Il Premio Oscar Gabriele Salvatores al Giffoni Film Festival ripercorre i 35 anni della sua carriera cinematografica. «La settima arte è una cosa assolutamente seria. La magia che molti associano giustamente a questo universo non esisterebbe senza il piglio puntuale con cui andrebbe ciclicamente affrontato. Spesso lo consideriamo solo un mezzo con cui raccontare un gesto falsato come quello della recitazione, senza sapere che nell’atto della creazione filmica si ripropongono una serie di infinite realtà assolutamente fondanti e degne di valore».
Mostro sacro del cinema contemporaneo e padre di lungometraggi trasformatesi in veri oggetti di culto, Salvatores in questo periodo è impegnato nella lavorazione del sequel del film “Il ragazzo invisibile”, un lavoro premiato con diversi e riconoscimenti, tra questi un David di Donatello per i Migliori effetti speciali e due Nastri d’Argento come Migliore soggetto e Miglior casting director.
«Il secondo appuntamento della creatura realizzata tre anni fa si inserisce perfettamente nel solco di un genere fantascientifico che in parte ha avuto inizio con la realizzazione di Nirvana nel 1996. Rispetto a vent’anni fa, però, sono cambiate molte cose: in quei giorni non si conoscevano le reali potenzialità della rete e della tecnologia. Nonostante lo scarto con il passato l’approccio alla fantascienza mi risulta abbastanza naturale, essendo uno dei generi che porto con me fin da quando esordì all’interno del mondo teatrale. A questo va aggiunto il super lavoro di post produzione che il film ci sta comportando, visto che saranno presenti circa 700 interventi digitali capaci addirittura di creare dal nulla ambientazioni, scenografie e personaggi».

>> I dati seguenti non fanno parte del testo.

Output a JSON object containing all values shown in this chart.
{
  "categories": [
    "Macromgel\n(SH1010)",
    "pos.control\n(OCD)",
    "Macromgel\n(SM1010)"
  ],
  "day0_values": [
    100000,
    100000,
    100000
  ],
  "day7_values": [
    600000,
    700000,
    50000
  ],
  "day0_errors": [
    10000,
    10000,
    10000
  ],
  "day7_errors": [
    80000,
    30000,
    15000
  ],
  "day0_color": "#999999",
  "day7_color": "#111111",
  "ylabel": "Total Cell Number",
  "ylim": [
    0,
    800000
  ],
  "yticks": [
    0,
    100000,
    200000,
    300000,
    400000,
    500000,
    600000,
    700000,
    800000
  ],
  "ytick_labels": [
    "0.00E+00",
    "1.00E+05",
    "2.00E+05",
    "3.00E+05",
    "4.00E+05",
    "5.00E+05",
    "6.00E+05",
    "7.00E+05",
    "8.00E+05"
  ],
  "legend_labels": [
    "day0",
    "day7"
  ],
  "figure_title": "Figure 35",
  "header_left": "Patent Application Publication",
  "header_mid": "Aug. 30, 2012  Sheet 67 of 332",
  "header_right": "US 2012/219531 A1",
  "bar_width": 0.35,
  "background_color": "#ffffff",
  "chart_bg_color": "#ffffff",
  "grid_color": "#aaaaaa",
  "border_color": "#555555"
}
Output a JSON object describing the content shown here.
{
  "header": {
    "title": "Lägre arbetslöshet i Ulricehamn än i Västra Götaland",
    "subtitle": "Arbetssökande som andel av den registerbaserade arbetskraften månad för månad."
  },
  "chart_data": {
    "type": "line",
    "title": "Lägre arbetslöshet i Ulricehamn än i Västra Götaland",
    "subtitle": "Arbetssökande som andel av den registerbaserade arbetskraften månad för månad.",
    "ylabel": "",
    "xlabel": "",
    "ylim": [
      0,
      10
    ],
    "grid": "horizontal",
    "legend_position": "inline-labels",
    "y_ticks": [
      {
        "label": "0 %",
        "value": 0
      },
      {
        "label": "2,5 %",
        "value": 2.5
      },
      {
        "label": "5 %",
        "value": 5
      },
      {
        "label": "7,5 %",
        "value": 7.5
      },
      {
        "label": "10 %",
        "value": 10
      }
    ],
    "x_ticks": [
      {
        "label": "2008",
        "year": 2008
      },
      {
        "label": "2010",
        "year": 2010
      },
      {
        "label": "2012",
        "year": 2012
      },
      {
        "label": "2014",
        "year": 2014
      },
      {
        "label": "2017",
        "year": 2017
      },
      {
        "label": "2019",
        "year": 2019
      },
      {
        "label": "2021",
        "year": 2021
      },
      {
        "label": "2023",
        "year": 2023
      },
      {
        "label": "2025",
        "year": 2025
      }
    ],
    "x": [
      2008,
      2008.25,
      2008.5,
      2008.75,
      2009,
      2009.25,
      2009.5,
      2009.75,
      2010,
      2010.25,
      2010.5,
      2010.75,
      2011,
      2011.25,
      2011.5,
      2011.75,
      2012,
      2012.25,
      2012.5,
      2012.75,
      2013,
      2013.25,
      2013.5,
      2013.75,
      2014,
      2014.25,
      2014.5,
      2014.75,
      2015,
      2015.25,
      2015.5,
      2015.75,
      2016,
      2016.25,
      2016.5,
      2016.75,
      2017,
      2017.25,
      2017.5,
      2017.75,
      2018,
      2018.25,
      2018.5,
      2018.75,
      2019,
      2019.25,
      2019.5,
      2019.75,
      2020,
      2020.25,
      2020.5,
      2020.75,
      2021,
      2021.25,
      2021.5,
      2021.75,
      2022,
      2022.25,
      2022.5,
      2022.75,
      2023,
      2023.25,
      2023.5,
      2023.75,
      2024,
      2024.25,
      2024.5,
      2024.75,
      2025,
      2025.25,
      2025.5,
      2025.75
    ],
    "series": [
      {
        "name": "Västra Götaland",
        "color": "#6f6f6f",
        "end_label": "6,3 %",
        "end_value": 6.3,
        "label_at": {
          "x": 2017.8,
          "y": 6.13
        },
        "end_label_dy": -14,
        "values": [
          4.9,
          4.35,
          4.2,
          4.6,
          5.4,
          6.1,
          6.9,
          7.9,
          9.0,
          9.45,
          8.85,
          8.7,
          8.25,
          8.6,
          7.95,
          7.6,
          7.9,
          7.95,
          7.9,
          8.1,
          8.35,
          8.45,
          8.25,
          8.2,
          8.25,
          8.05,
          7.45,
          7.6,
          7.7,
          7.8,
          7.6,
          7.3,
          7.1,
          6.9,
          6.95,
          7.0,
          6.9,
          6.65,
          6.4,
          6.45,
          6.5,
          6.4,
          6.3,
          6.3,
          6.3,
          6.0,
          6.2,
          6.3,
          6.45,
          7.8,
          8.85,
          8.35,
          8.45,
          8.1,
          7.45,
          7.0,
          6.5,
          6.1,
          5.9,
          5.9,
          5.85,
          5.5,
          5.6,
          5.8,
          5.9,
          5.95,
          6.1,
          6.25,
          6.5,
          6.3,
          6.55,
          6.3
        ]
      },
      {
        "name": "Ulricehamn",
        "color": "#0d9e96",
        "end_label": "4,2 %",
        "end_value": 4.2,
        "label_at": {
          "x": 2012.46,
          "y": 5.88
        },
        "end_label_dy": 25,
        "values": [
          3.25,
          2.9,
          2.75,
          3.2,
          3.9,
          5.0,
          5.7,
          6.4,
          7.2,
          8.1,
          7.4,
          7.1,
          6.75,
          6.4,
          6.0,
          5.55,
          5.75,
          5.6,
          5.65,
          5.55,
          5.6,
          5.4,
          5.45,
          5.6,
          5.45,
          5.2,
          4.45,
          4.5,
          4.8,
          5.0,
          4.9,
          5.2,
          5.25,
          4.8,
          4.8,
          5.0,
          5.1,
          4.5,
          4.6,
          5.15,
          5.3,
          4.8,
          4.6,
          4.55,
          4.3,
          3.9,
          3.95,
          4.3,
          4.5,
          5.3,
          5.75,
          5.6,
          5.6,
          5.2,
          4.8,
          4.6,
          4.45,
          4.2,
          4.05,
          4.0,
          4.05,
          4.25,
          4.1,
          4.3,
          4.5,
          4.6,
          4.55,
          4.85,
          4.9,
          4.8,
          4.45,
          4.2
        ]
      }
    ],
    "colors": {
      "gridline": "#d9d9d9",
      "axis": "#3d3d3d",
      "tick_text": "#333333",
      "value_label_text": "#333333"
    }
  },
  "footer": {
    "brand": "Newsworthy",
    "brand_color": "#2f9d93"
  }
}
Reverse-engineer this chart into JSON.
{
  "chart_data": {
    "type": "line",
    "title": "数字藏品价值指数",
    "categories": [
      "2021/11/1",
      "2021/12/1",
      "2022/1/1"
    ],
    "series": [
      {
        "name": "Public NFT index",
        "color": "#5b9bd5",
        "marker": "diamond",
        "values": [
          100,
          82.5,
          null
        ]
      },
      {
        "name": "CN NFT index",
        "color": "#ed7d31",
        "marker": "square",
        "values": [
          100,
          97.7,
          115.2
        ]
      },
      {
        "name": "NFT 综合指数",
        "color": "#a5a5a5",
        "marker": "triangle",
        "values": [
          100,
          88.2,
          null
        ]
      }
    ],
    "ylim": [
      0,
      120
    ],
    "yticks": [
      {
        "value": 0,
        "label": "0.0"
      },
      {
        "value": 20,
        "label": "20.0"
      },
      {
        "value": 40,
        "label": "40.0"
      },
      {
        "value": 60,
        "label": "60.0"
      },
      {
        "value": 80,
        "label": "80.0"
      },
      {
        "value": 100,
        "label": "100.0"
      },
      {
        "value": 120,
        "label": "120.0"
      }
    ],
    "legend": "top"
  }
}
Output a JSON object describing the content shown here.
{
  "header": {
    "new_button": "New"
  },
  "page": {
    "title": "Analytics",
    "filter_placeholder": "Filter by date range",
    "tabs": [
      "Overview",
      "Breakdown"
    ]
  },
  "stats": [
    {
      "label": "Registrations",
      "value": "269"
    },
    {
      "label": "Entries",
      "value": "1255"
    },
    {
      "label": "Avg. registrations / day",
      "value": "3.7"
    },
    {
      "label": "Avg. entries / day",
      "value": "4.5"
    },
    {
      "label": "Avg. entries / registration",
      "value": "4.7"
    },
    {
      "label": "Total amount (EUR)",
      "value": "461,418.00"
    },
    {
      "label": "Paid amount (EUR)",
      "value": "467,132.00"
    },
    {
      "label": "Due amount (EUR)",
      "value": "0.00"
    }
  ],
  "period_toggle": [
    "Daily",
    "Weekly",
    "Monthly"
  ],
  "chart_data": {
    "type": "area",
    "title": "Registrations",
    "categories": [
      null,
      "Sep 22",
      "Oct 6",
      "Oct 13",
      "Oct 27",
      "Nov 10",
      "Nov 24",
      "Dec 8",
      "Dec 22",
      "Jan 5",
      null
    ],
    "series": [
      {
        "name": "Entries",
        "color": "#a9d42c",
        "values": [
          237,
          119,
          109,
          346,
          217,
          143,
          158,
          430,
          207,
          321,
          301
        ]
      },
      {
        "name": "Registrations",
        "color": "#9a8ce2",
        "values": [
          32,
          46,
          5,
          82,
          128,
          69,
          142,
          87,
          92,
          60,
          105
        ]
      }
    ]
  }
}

Sempre sul sequel de “Il ragazzo invisibile”, in uscita a gennaio 2018, il regista racconta le ragioni che lo hanno spinto a tornare per la seconda volta sul medesimo filone narrativo: «Anche in questo secondo lavoro ho deciso di lasciare ampio spazio al magico potere dell’invisibilità. Non è stata una scelta casuale, ma bensì la risposta al grande male dell’iper presenziassimo dei nostri tempi. Spesso, soprattutto tra i ragazzi, ho avuto la sensazione che si finisca con il considerare un’esistenza solo se riflessa all’interno del web. Quest’idea mi spaventa enormemente e ho scelto di riflettere sulla questione a modo mio».